En vous lisant à la suite, je vois l'expression "projet professionnel", alors que j'avais écrit "projet personnel".  Nous voulons sans doute dire la même chose, mais je préfère ma formulation, qui ne sépare pas le travail professionnel de la vie, car je déteste l'idée d'un métro-boulot-dodo qui fait toujours apparaître le travail comme une punition. Comme je vous l'ai dit précédemment, mon métier est si passionnant que je n'ai même plus besoin de prendre de vacances. Dans votre document, vous évoquez bien des matières stimulantes intellectuellement, et nous nous rejoignons.

A propos des séances de l'Académie d'Agriculture  : oui, vous avez raison de signaler qu'elles sont souvent passionnantes, car en réalité, elles s'apparentent à des regroupements de conférences de type TED sur un thème  (je le sais, puisque j'en organise). Avec ces séances, nous voulons donner  le meilleur aux auditeurs, et je parle d'auditeurs à bon escient,  car nos séances sont podcastées. Et si nous avons là le meilleur, pourquoi ne pas en faire profiter les étudiants, leur donner ipso facto le meilleur  ? Nous éviterions la critique des "mauvais enseignements" (puisque le meilleur), et il serait facile d'organiser des formats d'études fondés sur le visionnage de ses documents vidéo.

Arrivons maintenant à vos mots à propos de "cursus généraliste"  : je viens de faire un billet où je discute ce terme de "généraliste"... mais, surtout, je fais partie de ceux qui pensent que les ingénieurs ne font bien leur métier que s'ils ont une formation théorique solide (voir l'ESPCI). Cela est également vrai des étudiants qui deviendront scientifiques. Quant à ceux qui seront banquiers, assureurs, voire ministres, ils gagneront à bien connaître les faits sur lesquels ils érigent leurs activités, quitte à ce qu'ils épaulent physique, chimie ou biologie par des matières plus appropriées à leur projet... sans tout confondre : ceux qui veulent faire Sciences Po n'ont qu'à y aller  (et pourquoi pas avec des doubles diplômes ?).

Vous parlez ensuite de la difficulté d'intéresser plusieurs centaines d'étudiants...  mais pourquoi vouloir se lancer dans de vaines entreprises ? Si les goûts diffèrent, n'est-ce pas aller dans le mur que de chercher à leur imposer une unique direction ? C'est le sens de mon analyse sur les "études matricielles", dans un billet précédent.

Et puis, ce qui compte, c'est moins de "recevoir" que d'apprendre : invitons les élèves à créer leur propre chemin, et, surtout, à bien identifier leur projet, en les exposant le plus tôt possible à des sujets variés, qui facilitera leur choix s'il n'est pas fait par avance.
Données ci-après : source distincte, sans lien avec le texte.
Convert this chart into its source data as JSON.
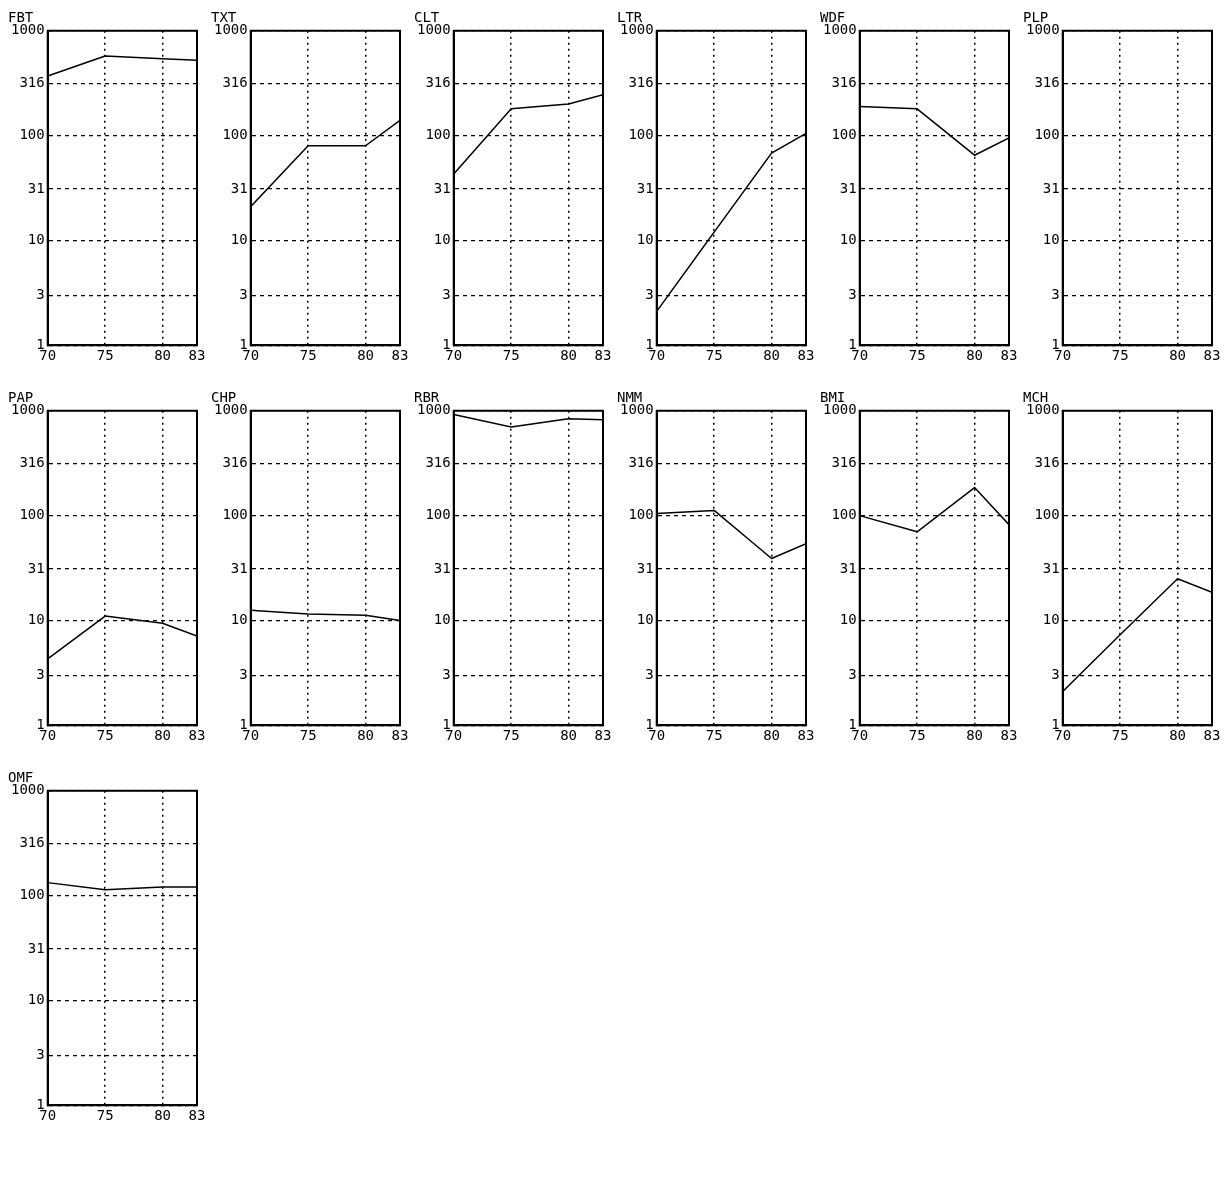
{
  "chart_data": [
    {
      "type": "line",
      "title": "FBT",
      "x": [
        70,
        75,
        80,
        83
      ],
      "values": [
        370,
        575,
        540,
        525
      ],
      "color": "#000000",
      "xlim": [
        70,
        83
      ],
      "xticks": [
        70,
        75,
        80,
        83
      ],
      "ylim": [
        1,
        1000
      ],
      "yticks": [
        1,
        3,
        10,
        31,
        100,
        316,
        1000
      ],
      "log": true,
      "grid": true,
      "marker": "none"
    },
    {
      "type": "line",
      "title": "TXT",
      "x": [
        70,
        75,
        80,
        83
      ],
      "values": [
        21,
        80,
        80,
        140
      ],
      "color": "#000000",
      "xlim": [
        70,
        83
      ],
      "xticks": [
        70,
        75,
        80,
        83
      ],
      "ylim": [
        1,
        1000
      ],
      "yticks": [
        1,
        3,
        10,
        31,
        100,
        316,
        1000
      ],
      "log": true,
      "grid": true,
      "marker": "none"
    },
    {
      "type": "line",
      "title": "CLT",
      "x": [
        70,
        75,
        80,
        83
      ],
      "values": [
        43,
        180,
        200,
        245
      ],
      "color": "#000000",
      "xlim": [
        70,
        83
      ],
      "xticks": [
        70,
        75,
        80,
        83
      ],
      "ylim": [
        1,
        1000
      ],
      "yticks": [
        1,
        3,
        10,
        31,
        100,
        316,
        1000
      ],
      "log": true,
      "grid": true,
      "marker": "none"
    },
    {
      "type": "line",
      "title": "LTR",
      "x": [
        70,
        75,
        80,
        83
      ],
      "values": [
        2.1,
        12,
        68,
        105
      ],
      "color": "#000000",
      "xlim": [
        70,
        83
      ],
      "xticks": [
        70,
        75,
        80,
        83
      ],
      "ylim": [
        1,
        1000
      ],
      "yticks": [
        1,
        3,
        10,
        31,
        100,
        316,
        1000
      ],
      "log": true,
      "grid": true,
      "marker": "none"
    },
    {
      "type": "line",
      "title": "WDF",
      "x": [
        70,
        75,
        80,
        83
      ],
      "values": [
        190,
        180,
        65,
        95
      ],
      "color": "#000000",
      "xlim": [
        70,
        83
      ],
      "xticks": [
        70,
        75,
        80,
        83
      ],
      "ylim": [
        1,
        1000
      ],
      "yticks": [
        1,
        3,
        10,
        31,
        100,
        316,
        1000
      ],
      "log": true,
      "grid": true,
      "marker": "none"
    },
    {
      "type": "line",
      "title": "PLP",
      "xlim": [
        70,
        83
      ],
      "xticks": [
        70,
        75,
        80,
        83
      ],
      "ylim": [
        1,
        1000
      ],
      "yticks": [
        1,
        3,
        10,
        31,
        100,
        316,
        1000
      ],
      "log": true,
      "grid": true
    },
    {
      "type": "line",
      "title": "PAP",
      "x": [
        70,
        75,
        80,
        83
      ],
      "values": [
        4.3,
        11,
        9.4,
        7.1
      ],
      "color": "#000000",
      "xlim": [
        70,
        83
      ],
      "xticks": [
        70,
        75,
        80,
        83
      ],
      "ylim": [
        1,
        1000
      ],
      "yticks": [
        1,
        3,
        10,
        31,
        100,
        316,
        1000
      ],
      "log": true,
      "grid": true,
      "marker": "none"
    },
    {
      "type": "line",
      "title": "CHP",
      "x": [
        70,
        75,
        80,
        83
      ],
      "values": [
        12.5,
        11.5,
        11.2,
        10
      ],
      "color": "#000000",
      "xlim": [
        70,
        83
      ],
      "xticks": [
        70,
        75,
        80,
        83
      ],
      "ylim": [
        1,
        1000
      ],
      "yticks": [
        1,
        3,
        10,
        31,
        100,
        316,
        1000
      ],
      "log": true,
      "grid": true,
      "marker": "none"
    },
    {
      "type": "line",
      "title": "RBR",
      "x": [
        70,
        75,
        80,
        83
      ],
      "values": [
        920,
        700,
        840,
        820
      ],
      "color": "#000000",
      "xlim": [
        70,
        83
      ],
      "xticks": [
        70,
        75,
        80,
        83
      ],
      "ylim": [
        1,
        1000
      ],
      "yticks": [
        1,
        3,
        10,
        31,
        100,
        316,
        1000
      ],
      "log": true,
      "grid": true,
      "marker": "none"
    },
    {
      "type": "line",
      "title": "NMM",
      "x": [
        70,
        75,
        80,
        83
      ],
      "values": [
        105,
        112,
        39,
        54
      ],
      "color": "#000000",
      "xlim": [
        70,
        83
      ],
      "xticks": [
        70,
        75,
        80,
        83
      ],
      "ylim": [
        1,
        1000
      ],
      "yticks": [
        1,
        3,
        10,
        31,
        100,
        316,
        1000
      ],
      "log": true,
      "grid": true,
      "marker": "none"
    },
    {
      "type": "line",
      "title": "BMI",
      "x": [
        70,
        75,
        80,
        83
      ],
      "values": [
        100,
        70,
        185,
        82
      ],
      "color": "#000000",
      "xlim": [
        70,
        83
      ],
      "xticks": [
        70,
        75,
        80,
        83
      ],
      "ylim": [
        1,
        1000
      ],
      "yticks": [
        1,
        3,
        10,
        31,
        100,
        316,
        1000
      ],
      "log": true,
      "grid": true,
      "marker": "none"
    },
    {
      "type": "line",
      "title": "MCH",
      "x": [
        70,
        75,
        80,
        83
      ],
      "values": [
        2.1,
        7.3,
        25,
        18.5
      ],
      "color": "#000000",
      "xlim": [
        70,
        83
      ],
      "xticks": [
        70,
        75,
        80,
        83
      ],
      "ylim": [
        1,
        1000
      ],
      "yticks": [
        1,
        3,
        10,
        31,
        100,
        316,
        1000
      ],
      "log": true,
      "grid": true,
      "marker": "none"
    },
    {
      "type": "line",
      "title": "OMF",
      "x": [
        70,
        75,
        80,
        83
      ],
      "values": [
        133,
        114,
        121,
        121
      ],
      "color": "#000000",
      "xlim": [
        70,
        83
      ],
      "xticks": [
        70,
        75,
        80,
        83
      ],
      "ylim": [
        1,
        1000
      ],
      "yticks": [
        1,
        3,
        10,
        31,
        100,
        316,
        1000
      ],
      "log": true,
      "grid": true,
      "marker": "none"
    }
  ]
}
Proposons leur des fleurs, afin qu'ils fassent leur propre bouquet, l'institution ayant aidés les individus dans l'art du bouquet.

A propos d'une banque de cours, celle-ci a existé par le passé entre toutes les écoles de ParisTech et c'était absolument merveilleux. Inutile de vous dire que j'y ai largement contribué.
Aujourd'hui nous avons les Cours en ligne d'AgroParisTech (où j'ai personnellement mis des dizaines de cours, en plus de podcast),  de sorte que  l'outil nécessaire pour faire ce que vous demandez et que je propose aussi n'est plus à créer  : il existe !

A propos de parrainage : peut-on trouver 320  parrains ? D'abord, on peut imaginer qu'un même parrain ait plusieurs filleuls, et ensuite, oui : le total des personnes permanentes à l'Agro est supérieur à 320. D'autant que l'on peut sans doute compter sur des chercheurs Inrae dans les UMR, et que l'on pourrait recruter des anciens élèves  ! Soyons inventifs, et trouvons des solutions.

Enfin, les travaux pratiques : je suis certain que, si la chose s'impose, alors elle s'impose. L'intendance doit suivre, et à nous, à nouveau, d'inventer des formes adaptées à nos possibilités.

Bref, je ne vois que des opportunités de faire évoluer des formats qui  sont trop longtemps restés figés : nous sommes à l'ère du numérique, et nous n'avons pas la possibilité de ne pas utiliser ces méthodes pour faire mieux qu'au Moyen Âge.